Limitations & Future Work

  • Marginal improvements on saturated benchmarks: Average gains of only +0.02 dB on Medical 3-task and slightly trailing Histoformer on RainDrop suggest limited returns on sub-tasks that are near their performance ceiling.
  • Dependency on regression-based backbones: The method is tied to Restormer-style channel attention; its effectiveness on Diffusion/Generative restoration paradigms is not yet verified.
  • Qualitative interpretability of GST: The "spontaneous specialization" of noise/blur tokens is supported by attention maps and clustering metrics but lacks rigorous causal verification.
  • Code and weights not yet released (promised after acceptance); reproduction must wait.
  • Future directions: Transferring non-linear values + global slots to Mamba/SSM-based restoration backbones, or making them complementary to lightweight prompts rather than mutually exclusive.
  • vs Restormer: Restormer uses channel attention for linear complexity and is the IR standard, but its value is purely linear and lacks global slots.
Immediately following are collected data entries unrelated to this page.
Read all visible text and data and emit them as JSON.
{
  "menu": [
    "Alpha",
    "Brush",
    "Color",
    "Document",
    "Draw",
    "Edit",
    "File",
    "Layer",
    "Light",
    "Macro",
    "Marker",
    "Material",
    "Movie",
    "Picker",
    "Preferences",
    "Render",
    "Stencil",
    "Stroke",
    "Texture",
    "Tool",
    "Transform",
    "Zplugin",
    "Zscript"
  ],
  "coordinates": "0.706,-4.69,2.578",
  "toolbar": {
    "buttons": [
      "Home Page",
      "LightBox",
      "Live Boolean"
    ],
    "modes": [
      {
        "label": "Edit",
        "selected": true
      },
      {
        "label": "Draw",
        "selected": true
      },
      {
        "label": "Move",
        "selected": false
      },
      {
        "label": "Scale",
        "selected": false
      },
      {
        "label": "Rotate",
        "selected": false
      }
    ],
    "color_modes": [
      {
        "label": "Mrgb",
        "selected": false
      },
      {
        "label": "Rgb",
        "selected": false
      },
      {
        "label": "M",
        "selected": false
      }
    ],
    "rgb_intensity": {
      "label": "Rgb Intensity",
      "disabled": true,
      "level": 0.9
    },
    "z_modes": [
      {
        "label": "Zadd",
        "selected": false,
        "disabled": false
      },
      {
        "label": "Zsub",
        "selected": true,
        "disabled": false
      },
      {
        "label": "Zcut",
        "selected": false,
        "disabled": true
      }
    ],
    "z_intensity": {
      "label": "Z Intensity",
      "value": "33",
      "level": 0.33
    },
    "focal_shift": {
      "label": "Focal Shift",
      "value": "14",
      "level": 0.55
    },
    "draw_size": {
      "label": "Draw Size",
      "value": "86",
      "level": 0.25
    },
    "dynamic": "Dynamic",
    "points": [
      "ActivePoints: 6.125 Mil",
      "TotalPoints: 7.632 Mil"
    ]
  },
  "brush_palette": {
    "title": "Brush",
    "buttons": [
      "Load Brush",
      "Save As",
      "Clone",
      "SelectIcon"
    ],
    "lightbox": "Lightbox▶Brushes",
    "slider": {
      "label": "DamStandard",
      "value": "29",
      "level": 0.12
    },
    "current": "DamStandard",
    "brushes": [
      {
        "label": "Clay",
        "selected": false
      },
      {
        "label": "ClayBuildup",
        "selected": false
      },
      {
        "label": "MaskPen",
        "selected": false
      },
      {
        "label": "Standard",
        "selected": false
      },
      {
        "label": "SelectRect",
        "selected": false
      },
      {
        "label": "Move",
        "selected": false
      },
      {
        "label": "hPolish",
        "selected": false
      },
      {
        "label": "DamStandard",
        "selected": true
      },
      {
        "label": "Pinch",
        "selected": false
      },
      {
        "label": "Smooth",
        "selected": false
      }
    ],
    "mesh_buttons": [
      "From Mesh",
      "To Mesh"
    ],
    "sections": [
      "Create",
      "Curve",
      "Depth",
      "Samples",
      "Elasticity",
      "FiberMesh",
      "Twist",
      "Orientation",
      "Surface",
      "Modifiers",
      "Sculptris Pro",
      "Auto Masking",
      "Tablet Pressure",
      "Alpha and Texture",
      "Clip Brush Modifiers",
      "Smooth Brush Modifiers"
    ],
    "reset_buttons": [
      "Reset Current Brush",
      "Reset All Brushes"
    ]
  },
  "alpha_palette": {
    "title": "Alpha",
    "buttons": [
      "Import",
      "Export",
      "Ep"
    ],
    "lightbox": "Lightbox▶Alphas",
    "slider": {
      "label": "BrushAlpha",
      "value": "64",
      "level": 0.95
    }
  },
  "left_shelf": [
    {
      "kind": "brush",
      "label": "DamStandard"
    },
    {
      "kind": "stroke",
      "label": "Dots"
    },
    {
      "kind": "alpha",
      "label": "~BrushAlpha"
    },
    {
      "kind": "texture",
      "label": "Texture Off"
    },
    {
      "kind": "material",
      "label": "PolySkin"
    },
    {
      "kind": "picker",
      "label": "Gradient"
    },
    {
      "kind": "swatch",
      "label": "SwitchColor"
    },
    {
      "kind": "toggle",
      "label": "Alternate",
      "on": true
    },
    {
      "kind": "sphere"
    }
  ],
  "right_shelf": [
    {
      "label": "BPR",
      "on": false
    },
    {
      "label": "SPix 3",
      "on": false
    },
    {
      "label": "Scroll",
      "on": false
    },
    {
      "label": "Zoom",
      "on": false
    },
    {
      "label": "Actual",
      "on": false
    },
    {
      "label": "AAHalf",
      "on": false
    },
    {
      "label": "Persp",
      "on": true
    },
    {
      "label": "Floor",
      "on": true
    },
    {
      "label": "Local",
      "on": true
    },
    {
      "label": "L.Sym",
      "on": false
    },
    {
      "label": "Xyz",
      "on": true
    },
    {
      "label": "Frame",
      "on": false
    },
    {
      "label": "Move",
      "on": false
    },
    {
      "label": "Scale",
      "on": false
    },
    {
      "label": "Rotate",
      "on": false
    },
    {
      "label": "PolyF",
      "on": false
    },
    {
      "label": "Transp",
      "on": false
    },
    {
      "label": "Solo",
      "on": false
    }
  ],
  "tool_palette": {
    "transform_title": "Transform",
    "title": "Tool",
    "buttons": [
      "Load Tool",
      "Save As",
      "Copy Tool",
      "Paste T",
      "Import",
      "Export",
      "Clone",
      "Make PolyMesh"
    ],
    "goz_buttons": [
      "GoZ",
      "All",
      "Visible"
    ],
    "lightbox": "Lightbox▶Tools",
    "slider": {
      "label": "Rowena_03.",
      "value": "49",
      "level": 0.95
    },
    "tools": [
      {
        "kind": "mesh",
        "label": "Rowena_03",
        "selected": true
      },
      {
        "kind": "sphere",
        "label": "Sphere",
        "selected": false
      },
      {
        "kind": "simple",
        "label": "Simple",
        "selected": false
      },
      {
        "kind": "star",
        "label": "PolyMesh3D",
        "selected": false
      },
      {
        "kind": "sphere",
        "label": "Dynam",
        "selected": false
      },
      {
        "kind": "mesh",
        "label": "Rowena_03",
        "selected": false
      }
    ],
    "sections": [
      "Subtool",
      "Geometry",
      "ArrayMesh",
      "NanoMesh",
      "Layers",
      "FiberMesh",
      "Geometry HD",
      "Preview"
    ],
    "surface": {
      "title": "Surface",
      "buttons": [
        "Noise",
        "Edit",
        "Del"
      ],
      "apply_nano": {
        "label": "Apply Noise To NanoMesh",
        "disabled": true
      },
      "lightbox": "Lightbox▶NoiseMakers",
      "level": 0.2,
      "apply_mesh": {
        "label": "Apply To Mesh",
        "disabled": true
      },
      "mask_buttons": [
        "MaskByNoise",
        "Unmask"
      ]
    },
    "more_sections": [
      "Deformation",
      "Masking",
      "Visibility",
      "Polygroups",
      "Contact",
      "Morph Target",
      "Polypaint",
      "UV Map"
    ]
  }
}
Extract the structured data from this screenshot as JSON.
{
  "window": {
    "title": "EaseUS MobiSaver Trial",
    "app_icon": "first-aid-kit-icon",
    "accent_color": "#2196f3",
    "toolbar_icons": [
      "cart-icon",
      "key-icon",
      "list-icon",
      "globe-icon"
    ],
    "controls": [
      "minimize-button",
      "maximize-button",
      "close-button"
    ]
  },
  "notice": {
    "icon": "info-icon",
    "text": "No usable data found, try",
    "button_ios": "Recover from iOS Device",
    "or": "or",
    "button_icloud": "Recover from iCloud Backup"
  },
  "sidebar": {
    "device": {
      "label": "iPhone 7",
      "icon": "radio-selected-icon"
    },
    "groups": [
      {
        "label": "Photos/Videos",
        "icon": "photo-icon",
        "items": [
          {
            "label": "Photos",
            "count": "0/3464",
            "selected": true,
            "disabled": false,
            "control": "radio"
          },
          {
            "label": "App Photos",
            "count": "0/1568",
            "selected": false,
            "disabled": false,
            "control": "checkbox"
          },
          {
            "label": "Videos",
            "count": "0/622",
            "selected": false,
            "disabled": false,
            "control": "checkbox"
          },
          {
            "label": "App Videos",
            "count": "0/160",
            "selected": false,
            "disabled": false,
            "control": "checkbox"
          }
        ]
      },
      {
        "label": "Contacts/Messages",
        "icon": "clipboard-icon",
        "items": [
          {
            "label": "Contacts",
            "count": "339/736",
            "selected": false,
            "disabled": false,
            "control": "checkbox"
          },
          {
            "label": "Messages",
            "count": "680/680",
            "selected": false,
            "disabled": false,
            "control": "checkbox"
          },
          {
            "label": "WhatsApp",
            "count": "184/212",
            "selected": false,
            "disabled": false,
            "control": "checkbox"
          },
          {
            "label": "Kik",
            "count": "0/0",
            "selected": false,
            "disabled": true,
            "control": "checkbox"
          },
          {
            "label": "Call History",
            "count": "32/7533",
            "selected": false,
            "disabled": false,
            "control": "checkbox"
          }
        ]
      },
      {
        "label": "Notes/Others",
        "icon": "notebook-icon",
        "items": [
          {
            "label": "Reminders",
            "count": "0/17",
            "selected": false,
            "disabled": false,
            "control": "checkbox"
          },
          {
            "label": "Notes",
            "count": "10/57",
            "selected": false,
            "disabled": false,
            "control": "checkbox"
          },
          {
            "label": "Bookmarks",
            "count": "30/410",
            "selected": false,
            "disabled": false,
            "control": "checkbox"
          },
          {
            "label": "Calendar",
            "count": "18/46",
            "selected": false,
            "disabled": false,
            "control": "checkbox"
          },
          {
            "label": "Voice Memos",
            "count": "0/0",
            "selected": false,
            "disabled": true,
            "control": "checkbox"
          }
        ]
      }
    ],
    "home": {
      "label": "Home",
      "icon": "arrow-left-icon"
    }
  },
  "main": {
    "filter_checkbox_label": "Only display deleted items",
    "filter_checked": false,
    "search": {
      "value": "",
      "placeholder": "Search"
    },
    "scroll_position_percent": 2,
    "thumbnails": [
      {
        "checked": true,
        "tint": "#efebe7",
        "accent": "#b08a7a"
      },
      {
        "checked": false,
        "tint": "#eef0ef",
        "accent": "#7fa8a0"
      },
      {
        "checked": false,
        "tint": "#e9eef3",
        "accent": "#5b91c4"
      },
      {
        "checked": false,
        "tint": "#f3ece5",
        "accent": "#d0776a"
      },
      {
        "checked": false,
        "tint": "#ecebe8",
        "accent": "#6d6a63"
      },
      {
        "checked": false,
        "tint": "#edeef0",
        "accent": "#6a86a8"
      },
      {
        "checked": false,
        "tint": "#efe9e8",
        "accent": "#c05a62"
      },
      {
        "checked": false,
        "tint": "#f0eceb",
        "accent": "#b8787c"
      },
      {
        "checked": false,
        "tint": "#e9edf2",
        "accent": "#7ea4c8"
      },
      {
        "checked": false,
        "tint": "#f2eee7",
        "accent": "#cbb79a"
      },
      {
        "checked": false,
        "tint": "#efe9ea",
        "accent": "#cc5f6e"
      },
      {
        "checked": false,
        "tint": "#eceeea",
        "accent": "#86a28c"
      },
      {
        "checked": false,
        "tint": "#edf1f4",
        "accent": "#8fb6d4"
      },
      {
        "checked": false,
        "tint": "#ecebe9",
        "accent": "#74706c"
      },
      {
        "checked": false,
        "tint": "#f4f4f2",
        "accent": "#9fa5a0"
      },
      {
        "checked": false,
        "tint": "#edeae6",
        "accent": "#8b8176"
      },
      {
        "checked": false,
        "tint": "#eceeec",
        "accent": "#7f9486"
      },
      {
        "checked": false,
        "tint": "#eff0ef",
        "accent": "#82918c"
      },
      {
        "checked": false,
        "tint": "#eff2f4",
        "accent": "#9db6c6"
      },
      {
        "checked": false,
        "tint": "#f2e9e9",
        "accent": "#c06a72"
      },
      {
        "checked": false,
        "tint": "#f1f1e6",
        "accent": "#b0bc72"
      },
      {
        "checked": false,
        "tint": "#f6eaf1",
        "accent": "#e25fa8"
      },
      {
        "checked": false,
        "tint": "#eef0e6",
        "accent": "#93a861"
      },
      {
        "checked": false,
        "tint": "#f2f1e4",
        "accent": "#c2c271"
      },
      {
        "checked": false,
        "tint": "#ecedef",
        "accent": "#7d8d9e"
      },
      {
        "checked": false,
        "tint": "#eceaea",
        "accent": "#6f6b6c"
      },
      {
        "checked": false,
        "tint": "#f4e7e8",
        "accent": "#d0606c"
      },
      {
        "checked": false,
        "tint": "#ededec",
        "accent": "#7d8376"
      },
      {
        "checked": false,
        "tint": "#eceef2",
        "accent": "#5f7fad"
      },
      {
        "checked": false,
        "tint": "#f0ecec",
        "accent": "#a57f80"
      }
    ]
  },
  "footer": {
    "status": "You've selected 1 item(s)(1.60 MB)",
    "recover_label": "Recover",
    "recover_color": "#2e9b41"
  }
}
ExDA addresses these within the operator without changing macro structures.
  • vs PromptIR / AdaIR (Prompt-based): These rely on learning visual or frequency prompts for degradation priors, often with higher training costs and lower efficiency. ExDA achieves degradation-awareness inside the backbone, making it lighter and more efficient.
  • vs Linearized Attention (Katharopoulos / Shen / Shazeer etc.): These add non-linear kernels to Q/K for efficient softmax approximation. ExDA argues the value space is more critical and adds non-linearity to V before aggregation, a geometric approach.
  • vs MoCE-IR (Current strongest All-in-One baseline): MoCE-IR relies on larger models or Mixture-of-Experts. ExDA surpasses it on most benchmarks with fewer parameters (22M vs 25M), particularly leading by 0.92 dB on mixed degradations.

Rating

  • Novelty: ⭐⭐⭐⭐⭐ Re-diagnosing attention primitives from an All-in-One perspective; two minimalist changes directly address expressivity and degradation-awareness with solid reasoning.
  • Experimental Thoroughness: ⭐⭐⭐⭐⭐ Six benchmarks + synthetic diagnostics + clustering/spectral analysis + efficiency curves; component ablation and mechanism verification are comprehensive.
  • Writing Quality: ⭐⭐⭐⭐ Clear narrative of "diagnosing bottleneck → proposing primitive → verifying mechanism"; good coordination between formulas and charts, though some sections are slightly wordy.
  • Value: ⭐⭐⭐⭐⭐ Backbone-agnostic, zero extra cost, and plug-and-play; directly reusable for the entire Restormer-style IR ecosystem.